Seniors in the Department of Mechanical Engineering at the University of Colorado Boulder are designing a new soft robot to improve physicians’ ability to examine the deepest part of a patient’s lung.
Currently, there is only one system that can get down to the bottom of the lungs – a rigid catheter that could potentially cause inflammation. The team of mechanical engineering students are working with medical device company Medtronic on making the tip of that catheter more flexible.
“Our client is hoping to reduce the strain on the body by replacing the end of the device with something that is very compliant and soft, especially in comparison to the materials that are used today,” said Maxwell Anderson, the team’s logistics manager. “We’re trying to create a soft robot for the tip that will allow the physician to have more control of the end and have it be less abrasive toward the patient.”

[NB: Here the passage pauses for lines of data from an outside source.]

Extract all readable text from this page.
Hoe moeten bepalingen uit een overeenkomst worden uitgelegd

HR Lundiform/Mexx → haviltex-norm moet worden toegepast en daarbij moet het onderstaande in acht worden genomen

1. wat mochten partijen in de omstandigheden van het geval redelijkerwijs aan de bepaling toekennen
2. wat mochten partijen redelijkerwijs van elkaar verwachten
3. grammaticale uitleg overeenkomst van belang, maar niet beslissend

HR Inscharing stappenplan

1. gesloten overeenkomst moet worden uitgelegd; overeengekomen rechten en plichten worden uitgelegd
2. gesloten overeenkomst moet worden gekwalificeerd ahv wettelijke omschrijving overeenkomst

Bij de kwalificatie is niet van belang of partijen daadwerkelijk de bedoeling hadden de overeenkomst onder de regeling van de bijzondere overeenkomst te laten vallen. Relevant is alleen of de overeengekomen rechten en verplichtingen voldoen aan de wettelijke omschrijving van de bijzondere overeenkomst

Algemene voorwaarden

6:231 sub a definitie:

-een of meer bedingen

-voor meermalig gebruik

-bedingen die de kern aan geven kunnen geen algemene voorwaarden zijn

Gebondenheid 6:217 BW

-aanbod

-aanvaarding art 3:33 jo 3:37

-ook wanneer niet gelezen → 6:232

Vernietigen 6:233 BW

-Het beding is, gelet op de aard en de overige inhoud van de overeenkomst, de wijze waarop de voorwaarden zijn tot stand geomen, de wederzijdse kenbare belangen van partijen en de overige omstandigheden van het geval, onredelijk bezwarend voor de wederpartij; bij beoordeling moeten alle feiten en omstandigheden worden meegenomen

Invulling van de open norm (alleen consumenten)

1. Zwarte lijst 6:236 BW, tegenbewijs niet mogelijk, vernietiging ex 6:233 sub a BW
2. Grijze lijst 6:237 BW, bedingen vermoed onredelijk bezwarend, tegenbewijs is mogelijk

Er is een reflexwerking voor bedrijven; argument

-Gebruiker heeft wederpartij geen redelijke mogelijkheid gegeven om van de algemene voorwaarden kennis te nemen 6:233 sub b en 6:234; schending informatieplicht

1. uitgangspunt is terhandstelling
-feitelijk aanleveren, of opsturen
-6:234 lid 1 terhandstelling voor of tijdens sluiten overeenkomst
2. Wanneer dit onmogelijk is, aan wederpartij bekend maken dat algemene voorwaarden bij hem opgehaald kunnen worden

The students are tackling this project as part of the department’s Senior Design course. They have spent the academic year researching, designing, molding and testing various iterations of their soft robot prototype.
An iterative design process
Renée Schnettler and Maxwell Anderson show how the soft robot bends with air pressure.
Sean Dunkelsman, William Wang and Brady King test the team's control system.
The team’s baseline design is a hollow, silicone tube with bubbles on the outside. The bubbles expand as the soft robot is inflated with air pressure, which causes the tube to bend. The students explained that the bending motion is the key aspect of their design, as that configuration is what allows the soft robot to move through the deeper parts of the lung.
“The catheter still does most of the work during the procedure, and then physicians control the soft robot at the very end to just move the tip,” said Renée Schnettler, the team’s project manager. “It can hook into different areas and allow doctors to send a needle through it to take a sample of any lung tissue they are studying.”
The team said they are constantly making new prototypes for testing purposes. The R&D process has resulted in 55 prototypes since fall 2021.
“A lot of what we’ve been doing is building off of our baseline design,” said Isaac Martinez, the CAD engineer on the team. “We watch how that prototype behaved and try changing certain dimensions. That would be one iteration. Then we change another aspect, like the number of bubbles, and that becomes a second iteration. We’ve been trying to put together this full picture from a lot of different prototypes.”
Each change in the prototype’s design has been targeted and intentional. That includes adjustments to the soft robot’s control system.
“Our control team has spent a lot of time just trying to figure out how we can tell where the tip of the robot is,” said electro-mechanical engineer William Wang. “We have been trying to improve our control systems to hit the desired positions, but each iteration of our prototype behaves slightly different depending on the material properties. We’ve been trying to find more robust techniques to control all of them.”